John H. Gibbons was the 2000-01 president of Sigma Xi. A senior fellow at the National Academy of Engineering, John Gibbons is a former Assistant to the President for Science and Technology and Director of the White House Office of Science and Technology Policy, charged with providing access to authoritative information and expert scientific, engineering and technological advice for the President, federal officials and Congress, and with coordinating science and technological policy throughout the federal government. Gibbons co-chaired the President's Committee of Advisors on Science and Technology (PCAST) and managed the National Science and Technology Council (NSTC).

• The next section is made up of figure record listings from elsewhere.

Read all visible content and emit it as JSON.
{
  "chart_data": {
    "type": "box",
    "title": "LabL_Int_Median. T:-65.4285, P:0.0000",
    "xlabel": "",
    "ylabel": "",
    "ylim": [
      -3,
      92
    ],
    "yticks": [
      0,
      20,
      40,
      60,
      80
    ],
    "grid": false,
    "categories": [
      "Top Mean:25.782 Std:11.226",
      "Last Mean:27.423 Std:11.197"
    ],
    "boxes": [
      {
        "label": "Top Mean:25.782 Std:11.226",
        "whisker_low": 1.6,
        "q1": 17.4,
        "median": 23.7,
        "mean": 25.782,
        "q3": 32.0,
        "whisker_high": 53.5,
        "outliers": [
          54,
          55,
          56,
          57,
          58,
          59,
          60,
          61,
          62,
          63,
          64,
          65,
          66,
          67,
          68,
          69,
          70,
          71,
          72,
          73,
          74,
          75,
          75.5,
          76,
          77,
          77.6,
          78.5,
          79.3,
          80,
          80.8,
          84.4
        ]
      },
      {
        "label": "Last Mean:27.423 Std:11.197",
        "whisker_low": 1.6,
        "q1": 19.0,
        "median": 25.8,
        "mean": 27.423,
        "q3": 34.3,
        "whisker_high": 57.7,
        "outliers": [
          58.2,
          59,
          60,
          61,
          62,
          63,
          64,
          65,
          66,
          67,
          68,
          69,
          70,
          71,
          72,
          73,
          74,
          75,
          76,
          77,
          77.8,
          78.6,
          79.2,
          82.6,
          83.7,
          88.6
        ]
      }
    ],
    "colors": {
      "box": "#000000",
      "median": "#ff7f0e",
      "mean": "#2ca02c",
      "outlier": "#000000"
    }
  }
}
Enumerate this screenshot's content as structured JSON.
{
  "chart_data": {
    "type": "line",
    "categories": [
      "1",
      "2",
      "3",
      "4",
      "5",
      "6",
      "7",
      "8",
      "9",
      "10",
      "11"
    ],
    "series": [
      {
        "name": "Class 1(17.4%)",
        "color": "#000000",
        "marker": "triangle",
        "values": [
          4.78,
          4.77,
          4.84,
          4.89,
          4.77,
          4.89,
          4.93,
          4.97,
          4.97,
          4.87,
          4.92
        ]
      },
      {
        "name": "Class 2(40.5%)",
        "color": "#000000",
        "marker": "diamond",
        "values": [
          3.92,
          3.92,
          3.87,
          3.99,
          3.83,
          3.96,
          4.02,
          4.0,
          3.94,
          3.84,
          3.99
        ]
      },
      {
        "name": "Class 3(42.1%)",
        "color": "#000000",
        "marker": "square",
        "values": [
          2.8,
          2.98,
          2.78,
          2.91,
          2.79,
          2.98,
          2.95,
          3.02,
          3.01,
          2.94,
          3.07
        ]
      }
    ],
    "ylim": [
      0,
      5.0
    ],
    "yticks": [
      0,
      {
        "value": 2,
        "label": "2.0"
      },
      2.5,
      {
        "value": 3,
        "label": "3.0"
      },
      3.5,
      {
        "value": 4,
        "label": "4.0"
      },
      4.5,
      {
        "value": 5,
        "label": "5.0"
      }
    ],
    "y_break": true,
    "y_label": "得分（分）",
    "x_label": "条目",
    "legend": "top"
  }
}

He received his bachelor's degree in mathematics and chemistry from Randolph-Macon College and his Ph.D. in physics from Duke University. He then spent the next 15 years@Oak Ridge National Laboratory and in the late '60s pioneered studies on how to use technology to conserve energy and minimize the environmental impacts of energy production and conservation. In 1973 he was appointed the first director of the federal Office of Energy Conservation and two years later returned to Tennessee to direct the University of Tennessee Energy, Environment and Resources Center. In 1979 he returned to Washington to direct the Congressional Office of Technology Assessment until his Presidential appointment on February 2, 1993. His honors include the Federation of American Scientists Public Service Award, the AAAS Philip Hauge Abelson Prize, the Leo Szilard Award for Physics in the Public Interest from the American Physical Society, and medals from the German and French governments for fostering scientific cooperation. Gibbons is a Fellow of the American Physical Society and of AAAS, a member of the National Academy of Engineering and a member of the Council on Foreign Relations. He was elected to Sigma Xi in 1953 by the Duke University Chapter.